Cache invalidation is the process of removing or updating cached data when it becomes stale or outdated. Common strategies include:

  1. Manual Invalidation: Explicitly removing or updating cache entries.
  2. Automatic Invalidation: Using TTL or other mechanisms to automatically remove stale data.
  3. Event-Driven Invalidation: Invalidating cache entries based on specific events, such as data updates.

Why you need to know this?

This pattern should be used often. However you need make sure you always have an invalidation mechanism in place to avoid serving stale data. Usually the most simple invalidation mechanism is to use a Time-to-Live (TTL) strategy, where cached data is automatically removed after a certain period. Imagine the cache expires after 2h or something like that.

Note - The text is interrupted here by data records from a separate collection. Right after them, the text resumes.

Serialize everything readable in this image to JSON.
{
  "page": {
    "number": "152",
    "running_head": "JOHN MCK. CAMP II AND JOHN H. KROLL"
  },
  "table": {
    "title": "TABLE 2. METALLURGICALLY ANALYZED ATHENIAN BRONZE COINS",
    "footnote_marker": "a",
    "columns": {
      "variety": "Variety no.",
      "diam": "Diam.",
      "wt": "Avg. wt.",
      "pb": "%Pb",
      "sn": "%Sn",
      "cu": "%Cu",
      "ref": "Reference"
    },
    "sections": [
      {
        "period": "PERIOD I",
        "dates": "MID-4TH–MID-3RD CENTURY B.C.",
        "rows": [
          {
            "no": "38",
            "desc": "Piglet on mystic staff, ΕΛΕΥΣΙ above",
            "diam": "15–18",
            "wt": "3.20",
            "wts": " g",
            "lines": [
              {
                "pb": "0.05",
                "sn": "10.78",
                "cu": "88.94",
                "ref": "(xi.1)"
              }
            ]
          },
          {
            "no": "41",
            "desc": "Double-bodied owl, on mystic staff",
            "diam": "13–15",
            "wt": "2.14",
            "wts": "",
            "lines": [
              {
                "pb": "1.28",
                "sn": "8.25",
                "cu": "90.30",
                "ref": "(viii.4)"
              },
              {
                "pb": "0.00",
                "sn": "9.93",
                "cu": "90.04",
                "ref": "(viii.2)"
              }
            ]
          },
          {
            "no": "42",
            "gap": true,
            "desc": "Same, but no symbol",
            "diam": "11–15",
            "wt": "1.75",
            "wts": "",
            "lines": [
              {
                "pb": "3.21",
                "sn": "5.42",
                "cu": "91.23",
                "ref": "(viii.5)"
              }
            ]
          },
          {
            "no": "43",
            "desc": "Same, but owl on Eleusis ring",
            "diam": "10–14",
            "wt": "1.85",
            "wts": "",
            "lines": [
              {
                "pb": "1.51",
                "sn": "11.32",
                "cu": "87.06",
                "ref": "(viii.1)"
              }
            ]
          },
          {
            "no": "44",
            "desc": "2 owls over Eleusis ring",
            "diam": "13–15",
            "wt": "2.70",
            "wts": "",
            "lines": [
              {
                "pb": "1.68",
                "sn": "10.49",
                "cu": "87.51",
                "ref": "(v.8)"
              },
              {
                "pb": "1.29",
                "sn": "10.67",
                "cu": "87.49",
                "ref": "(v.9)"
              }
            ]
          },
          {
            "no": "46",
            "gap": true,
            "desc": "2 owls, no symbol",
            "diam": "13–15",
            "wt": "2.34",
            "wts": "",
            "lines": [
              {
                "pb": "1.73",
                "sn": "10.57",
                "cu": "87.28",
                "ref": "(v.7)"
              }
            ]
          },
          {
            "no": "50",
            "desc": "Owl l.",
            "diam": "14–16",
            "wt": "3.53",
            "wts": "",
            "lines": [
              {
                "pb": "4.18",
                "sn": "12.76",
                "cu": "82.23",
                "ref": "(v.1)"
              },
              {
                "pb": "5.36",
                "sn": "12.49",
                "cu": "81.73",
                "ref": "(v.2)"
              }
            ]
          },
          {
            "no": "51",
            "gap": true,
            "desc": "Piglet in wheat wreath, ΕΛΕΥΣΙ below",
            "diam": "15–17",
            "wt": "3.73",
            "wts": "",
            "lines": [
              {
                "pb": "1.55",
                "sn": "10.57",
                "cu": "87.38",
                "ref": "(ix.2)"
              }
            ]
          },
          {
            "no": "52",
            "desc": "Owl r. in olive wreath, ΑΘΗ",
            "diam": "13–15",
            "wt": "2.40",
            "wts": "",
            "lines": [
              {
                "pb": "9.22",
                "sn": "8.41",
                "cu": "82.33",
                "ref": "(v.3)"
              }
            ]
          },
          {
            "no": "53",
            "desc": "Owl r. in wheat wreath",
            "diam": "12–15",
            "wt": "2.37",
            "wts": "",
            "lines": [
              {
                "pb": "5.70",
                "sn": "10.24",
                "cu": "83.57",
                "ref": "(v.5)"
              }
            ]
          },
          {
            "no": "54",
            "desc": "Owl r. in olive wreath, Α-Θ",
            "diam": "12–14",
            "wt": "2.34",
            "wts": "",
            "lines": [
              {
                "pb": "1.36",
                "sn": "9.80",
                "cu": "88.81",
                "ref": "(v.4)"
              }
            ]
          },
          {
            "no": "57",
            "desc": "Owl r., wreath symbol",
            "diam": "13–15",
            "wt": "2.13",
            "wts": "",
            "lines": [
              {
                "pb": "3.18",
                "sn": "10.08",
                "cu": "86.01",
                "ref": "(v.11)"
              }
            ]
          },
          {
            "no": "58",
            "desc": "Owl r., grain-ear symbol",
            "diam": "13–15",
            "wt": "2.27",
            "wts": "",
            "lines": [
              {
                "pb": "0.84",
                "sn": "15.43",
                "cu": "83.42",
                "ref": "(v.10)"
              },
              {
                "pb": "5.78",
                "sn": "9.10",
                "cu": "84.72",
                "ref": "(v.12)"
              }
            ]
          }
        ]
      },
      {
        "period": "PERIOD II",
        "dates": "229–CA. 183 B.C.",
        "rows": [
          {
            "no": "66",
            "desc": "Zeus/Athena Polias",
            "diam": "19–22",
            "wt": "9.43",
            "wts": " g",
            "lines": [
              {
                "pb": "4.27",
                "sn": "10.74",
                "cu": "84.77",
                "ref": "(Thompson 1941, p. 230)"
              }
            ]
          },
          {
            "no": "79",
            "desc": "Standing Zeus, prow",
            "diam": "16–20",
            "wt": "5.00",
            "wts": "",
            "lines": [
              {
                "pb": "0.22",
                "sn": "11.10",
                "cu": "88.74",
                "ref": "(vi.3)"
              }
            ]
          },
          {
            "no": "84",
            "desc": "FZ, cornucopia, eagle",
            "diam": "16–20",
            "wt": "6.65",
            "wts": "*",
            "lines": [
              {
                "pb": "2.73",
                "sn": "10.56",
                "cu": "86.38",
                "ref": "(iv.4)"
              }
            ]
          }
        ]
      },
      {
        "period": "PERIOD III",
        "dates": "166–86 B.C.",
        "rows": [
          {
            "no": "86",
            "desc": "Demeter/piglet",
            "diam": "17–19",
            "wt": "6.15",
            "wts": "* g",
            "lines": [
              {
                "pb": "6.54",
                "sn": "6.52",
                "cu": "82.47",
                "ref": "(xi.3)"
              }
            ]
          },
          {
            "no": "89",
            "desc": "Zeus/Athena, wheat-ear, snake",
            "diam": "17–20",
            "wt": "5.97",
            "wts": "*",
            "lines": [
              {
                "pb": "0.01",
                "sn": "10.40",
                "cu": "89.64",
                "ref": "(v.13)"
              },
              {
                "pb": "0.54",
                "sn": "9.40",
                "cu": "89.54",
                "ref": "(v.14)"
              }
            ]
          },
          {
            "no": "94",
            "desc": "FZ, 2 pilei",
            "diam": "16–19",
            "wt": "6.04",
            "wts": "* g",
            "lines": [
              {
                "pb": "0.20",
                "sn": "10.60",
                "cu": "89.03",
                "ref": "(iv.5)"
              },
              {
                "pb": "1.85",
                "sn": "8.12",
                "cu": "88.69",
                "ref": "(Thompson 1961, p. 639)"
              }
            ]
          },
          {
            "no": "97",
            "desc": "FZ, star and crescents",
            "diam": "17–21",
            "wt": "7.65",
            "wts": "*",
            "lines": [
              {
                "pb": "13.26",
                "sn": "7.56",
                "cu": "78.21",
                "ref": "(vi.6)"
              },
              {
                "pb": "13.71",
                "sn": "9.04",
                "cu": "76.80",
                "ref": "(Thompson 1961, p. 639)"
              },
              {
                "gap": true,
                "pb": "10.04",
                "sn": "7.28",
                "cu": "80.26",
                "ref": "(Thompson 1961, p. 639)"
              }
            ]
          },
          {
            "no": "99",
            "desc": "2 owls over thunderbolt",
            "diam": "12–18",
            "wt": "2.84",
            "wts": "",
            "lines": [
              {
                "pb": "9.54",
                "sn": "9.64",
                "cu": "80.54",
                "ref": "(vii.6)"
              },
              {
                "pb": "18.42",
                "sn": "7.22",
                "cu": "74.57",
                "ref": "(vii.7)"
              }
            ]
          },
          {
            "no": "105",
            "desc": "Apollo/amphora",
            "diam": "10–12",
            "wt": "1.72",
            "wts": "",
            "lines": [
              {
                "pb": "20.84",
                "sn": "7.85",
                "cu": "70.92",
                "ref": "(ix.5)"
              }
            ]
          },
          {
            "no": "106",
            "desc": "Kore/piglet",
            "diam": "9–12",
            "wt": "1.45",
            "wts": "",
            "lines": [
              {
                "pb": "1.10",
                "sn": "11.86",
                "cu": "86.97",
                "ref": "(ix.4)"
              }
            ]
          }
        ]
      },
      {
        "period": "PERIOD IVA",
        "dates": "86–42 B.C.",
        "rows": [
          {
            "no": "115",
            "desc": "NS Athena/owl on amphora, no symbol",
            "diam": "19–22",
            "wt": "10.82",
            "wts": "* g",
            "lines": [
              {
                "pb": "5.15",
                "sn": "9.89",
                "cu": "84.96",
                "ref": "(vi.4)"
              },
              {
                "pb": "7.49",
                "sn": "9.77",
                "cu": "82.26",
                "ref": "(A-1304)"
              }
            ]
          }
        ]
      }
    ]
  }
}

Backend system should have cache to protect from database latency in case of slow queries or high traffic. Even if you call a downstream dependency that is slow, or a 3rd party API which is also slow you should cache as much as possible.

This pattern not only reduce latency but improves the user experience as well. IF the users see everything happens pretty fast they will be more happy rather than if everything is slow. But you might argue, OH, the first call will always be slow. Well for that case you can pre-warm the cache and make the call before the user need.